Jacques sat cross-legged near a familiar lookout and laid his hiking stick down across his lap. Breathe in, breathe out. He was definitely having a panic attack. Flut-tut-tut-whoosh! A white whir of feathers swiped his shoulder, landing its talons on his hiking stick. Ca-lick. Cl-ick.
He peered through the dusk into the endless eyes of the owl, which tunneled like amber funhouse mirrors. He was really freaking out. “Do I have fever?” he asked himself, flushing. “Is this how the virus starts?”
“Nooooo,” said the owl, in a very human, although booming voice. It kinda sounded like Winona Ryder. “You are indeed having an anxiety attack. Just listen to me, and I’ll set you straight. You need to visualize your root chakra, hoot-hoo-hoo.”
“My what?” said Jacques, beginning to tremble, knowing he was going mad.
“Imagine a beam of light shooting out of the base of your spine and connecting with the center of the Earth, grounding you.”
“Oh, what the hell.” He tried to visualize a laser, but it all seemed too Miami Vice raver to him. He was in the woods, after all.
“Create an elevator,” the owl said.
He tried again, closing his eyes, and slowly, a vision of a glass art nouveau orangerie began to form. This crystal greenhouse had copper verdigris accents such as leaves and acorns and wonderfully ornate window frames. Branches and vines snaked themselves around corners of crystal, sewing a safe passage as the elevator grew down, forging its way to the center of the Earth.
“That’s the source of endless energy,” Winona owl instructed. “Let it fill you and bring you peace.”
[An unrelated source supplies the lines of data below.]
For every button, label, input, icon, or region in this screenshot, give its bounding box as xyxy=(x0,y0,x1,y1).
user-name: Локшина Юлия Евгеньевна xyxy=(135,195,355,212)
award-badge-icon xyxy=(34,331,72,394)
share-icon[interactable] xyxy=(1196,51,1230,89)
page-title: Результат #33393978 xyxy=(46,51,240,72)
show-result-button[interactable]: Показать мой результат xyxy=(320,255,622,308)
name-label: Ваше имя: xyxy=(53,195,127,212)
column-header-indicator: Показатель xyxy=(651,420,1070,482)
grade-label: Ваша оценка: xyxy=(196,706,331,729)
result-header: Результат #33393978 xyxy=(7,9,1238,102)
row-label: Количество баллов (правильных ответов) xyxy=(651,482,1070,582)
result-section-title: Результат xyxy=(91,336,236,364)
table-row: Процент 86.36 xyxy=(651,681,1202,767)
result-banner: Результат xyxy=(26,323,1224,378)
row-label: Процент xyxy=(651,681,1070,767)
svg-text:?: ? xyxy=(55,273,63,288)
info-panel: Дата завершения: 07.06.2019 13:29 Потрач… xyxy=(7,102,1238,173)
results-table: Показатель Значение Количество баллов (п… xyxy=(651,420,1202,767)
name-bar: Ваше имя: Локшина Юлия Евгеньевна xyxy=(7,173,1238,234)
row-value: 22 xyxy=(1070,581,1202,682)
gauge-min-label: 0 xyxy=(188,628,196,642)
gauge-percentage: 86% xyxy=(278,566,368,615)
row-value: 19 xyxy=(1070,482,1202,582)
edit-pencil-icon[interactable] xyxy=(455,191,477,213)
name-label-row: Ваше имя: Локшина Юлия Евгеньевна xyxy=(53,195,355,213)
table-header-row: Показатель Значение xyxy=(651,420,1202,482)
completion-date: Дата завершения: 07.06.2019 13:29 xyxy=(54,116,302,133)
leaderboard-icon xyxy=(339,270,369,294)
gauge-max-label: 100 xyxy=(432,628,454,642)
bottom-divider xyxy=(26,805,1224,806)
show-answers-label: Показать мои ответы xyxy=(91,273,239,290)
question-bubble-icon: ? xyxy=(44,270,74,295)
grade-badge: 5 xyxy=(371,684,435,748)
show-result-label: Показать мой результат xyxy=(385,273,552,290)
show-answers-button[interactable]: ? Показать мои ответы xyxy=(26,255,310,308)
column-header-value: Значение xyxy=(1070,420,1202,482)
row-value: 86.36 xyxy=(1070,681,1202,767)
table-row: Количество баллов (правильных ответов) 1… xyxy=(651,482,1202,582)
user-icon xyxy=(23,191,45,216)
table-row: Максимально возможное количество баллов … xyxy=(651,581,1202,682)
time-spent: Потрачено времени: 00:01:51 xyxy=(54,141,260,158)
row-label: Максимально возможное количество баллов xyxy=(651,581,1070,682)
So Jacques took the psychic elevator and imagined the center of the earth as a warm place where energies float in eddies and flow lightly, connecting with other energies. Everything was possible here. All ideas lived here. All reassurances. Safety. Love. Companionship. Camaraderie. Health. Security. Wisdom. It was the place to reset and be amazed at how easy it is to have everything.
Jacques walked around in the floating energies of all, letting them waft through him and around him, and he felt his breathing return to normal. He experienced a profound sense of serenity.
When he felt he was ready to go, he re-entered the glass and metal elevator with winding roots and watched layers of the Earth’s insides slip down like a Coffee Bean latte as he made his way back up to ground level.
He opened his eyes. His walking stick rolled slightly. The owl was gone, and so was his wallet. He stood back up and began to hike back to his Pathfinder. In the dark distance, he thought he heard, “Hoot hoo hoo.”